WHEREFORE, the instant petition is DISMISSED for lack of merit with
costs against petitioners.
SO ORDERED.
Narvasa, C.J., Padilla, Regalado, Davide, Jr., Romero, Bellosillo, Melo,
Puno, Vitug, Kapunan, Mendoza, Francisco, and Panganiban, JJ., concur.

1 Local Government Code, Section 450.


2 Ibid.
3
Basco v. PAGCOR, 197 SCRA 52.
4 Ibid.
5 Local Government Code, Section 2.
6Pimentel, Jr., Aquilino, The Local Government Code of 1991: The Key to National
Development, 1993 Edition, p. 4.
7 Local Government Code, Section 3(d).
8. Ibid.
9Local Government Code, Section 17(g); Rules and Regulations Implementing the Local
Government Code of 1991, Rule XXXII, Article 385.
10 Local Government Code, Section 306(i).
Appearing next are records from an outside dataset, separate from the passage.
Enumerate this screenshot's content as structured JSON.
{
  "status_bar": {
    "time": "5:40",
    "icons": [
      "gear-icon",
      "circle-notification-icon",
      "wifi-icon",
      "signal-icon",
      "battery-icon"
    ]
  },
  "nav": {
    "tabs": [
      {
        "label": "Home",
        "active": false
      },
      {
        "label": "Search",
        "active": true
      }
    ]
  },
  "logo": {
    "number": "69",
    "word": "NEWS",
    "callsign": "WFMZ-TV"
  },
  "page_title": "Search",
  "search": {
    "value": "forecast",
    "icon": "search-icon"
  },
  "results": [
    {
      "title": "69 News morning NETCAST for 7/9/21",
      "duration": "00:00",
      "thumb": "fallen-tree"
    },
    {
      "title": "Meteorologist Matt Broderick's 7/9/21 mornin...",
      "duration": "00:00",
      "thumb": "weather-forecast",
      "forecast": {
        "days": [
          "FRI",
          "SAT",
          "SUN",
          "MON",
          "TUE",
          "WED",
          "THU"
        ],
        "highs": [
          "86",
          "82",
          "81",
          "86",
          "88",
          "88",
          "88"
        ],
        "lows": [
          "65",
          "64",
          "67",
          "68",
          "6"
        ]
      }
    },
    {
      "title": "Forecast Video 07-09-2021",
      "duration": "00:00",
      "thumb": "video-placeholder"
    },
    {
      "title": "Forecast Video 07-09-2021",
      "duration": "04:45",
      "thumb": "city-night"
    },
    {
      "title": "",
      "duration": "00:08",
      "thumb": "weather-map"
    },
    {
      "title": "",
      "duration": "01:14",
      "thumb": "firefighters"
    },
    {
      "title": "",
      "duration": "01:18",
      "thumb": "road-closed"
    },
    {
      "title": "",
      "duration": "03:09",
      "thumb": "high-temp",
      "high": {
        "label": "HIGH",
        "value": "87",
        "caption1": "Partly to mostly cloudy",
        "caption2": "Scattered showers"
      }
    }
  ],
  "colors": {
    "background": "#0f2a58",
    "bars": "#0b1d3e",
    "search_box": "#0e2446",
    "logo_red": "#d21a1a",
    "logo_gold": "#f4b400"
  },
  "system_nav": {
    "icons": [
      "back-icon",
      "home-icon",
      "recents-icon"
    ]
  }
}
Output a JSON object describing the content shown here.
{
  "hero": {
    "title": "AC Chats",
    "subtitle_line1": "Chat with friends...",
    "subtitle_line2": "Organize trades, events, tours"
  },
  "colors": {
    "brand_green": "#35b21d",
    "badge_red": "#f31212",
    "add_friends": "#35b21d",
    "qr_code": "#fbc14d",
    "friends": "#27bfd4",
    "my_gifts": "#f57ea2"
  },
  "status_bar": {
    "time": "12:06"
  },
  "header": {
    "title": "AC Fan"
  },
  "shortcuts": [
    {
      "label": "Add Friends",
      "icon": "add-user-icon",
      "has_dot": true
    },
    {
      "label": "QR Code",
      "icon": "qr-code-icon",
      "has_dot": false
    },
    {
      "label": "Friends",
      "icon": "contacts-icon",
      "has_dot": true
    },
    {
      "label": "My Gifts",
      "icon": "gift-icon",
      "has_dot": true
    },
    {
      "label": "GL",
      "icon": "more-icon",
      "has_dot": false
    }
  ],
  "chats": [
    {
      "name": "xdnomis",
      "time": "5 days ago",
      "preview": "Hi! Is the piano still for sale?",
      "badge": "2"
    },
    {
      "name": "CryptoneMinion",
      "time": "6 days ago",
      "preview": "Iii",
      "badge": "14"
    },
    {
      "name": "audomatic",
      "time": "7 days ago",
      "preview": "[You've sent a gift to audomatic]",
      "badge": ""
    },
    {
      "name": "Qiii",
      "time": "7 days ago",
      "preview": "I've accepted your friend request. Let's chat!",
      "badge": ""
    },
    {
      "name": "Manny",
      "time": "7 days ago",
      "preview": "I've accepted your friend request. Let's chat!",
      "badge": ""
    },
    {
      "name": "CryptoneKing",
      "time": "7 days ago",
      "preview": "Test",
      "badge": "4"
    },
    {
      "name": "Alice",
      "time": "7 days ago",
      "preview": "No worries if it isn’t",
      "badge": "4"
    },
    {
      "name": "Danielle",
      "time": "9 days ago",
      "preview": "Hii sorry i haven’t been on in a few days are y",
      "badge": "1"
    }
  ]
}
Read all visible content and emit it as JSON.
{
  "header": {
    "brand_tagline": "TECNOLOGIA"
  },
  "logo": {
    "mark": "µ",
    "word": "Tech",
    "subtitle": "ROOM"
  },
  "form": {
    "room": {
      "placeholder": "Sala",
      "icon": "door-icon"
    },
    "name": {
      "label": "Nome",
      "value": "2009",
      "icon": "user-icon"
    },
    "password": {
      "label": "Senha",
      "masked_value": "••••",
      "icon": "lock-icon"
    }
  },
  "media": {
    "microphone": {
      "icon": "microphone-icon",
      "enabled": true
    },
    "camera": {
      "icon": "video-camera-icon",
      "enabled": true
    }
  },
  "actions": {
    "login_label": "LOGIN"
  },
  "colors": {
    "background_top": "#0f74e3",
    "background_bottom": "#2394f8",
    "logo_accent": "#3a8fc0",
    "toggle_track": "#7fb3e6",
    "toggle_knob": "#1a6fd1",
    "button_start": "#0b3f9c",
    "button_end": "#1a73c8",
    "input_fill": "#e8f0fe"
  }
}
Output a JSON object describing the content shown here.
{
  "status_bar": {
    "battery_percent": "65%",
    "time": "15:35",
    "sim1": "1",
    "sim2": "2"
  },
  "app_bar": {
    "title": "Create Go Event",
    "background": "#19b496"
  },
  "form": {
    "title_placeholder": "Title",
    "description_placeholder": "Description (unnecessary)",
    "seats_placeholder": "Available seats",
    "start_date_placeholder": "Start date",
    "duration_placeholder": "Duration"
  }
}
11 Local Government Code, Section 7.
12 Local Government Code, Section 17(g).
13Dated June 16, 1993 on the subject of Updating the Income Classification of Provinces,
Cities and Municipalities Pursuant to the Provisions of Section 8 of the Local Government
Code of 1991. (This DOF order was issued to implement Executive Order No. 249 dated
July 25, 1987 entitled, Providing for a New Income Classification of Provinces, Cities and
Municipalities and for Other Purposes.)
14 Id., Section 3.
15 Nestle Philippines, Inc. v. Court of Appeals, 203 SCRA 504.
16 1987 Constitution, Article VI, Section 24.
17 235 SCRA 630.
18 Tolentino v. Secretary of Finance, supra.
19Basco v. PAGCOR, 197 SCRA 52; Abbas v. COMELEC, 179 SCRA 287;
Peralta v. COMELEC 82SCRA 30; Salas v. Jarencio, 48 SCRA 734; Yu Cong Eng v. Trinidad,
47 Phil. 387.
20 Peralta v. COMELEC, supra; Basco v. PAGCOR, supra.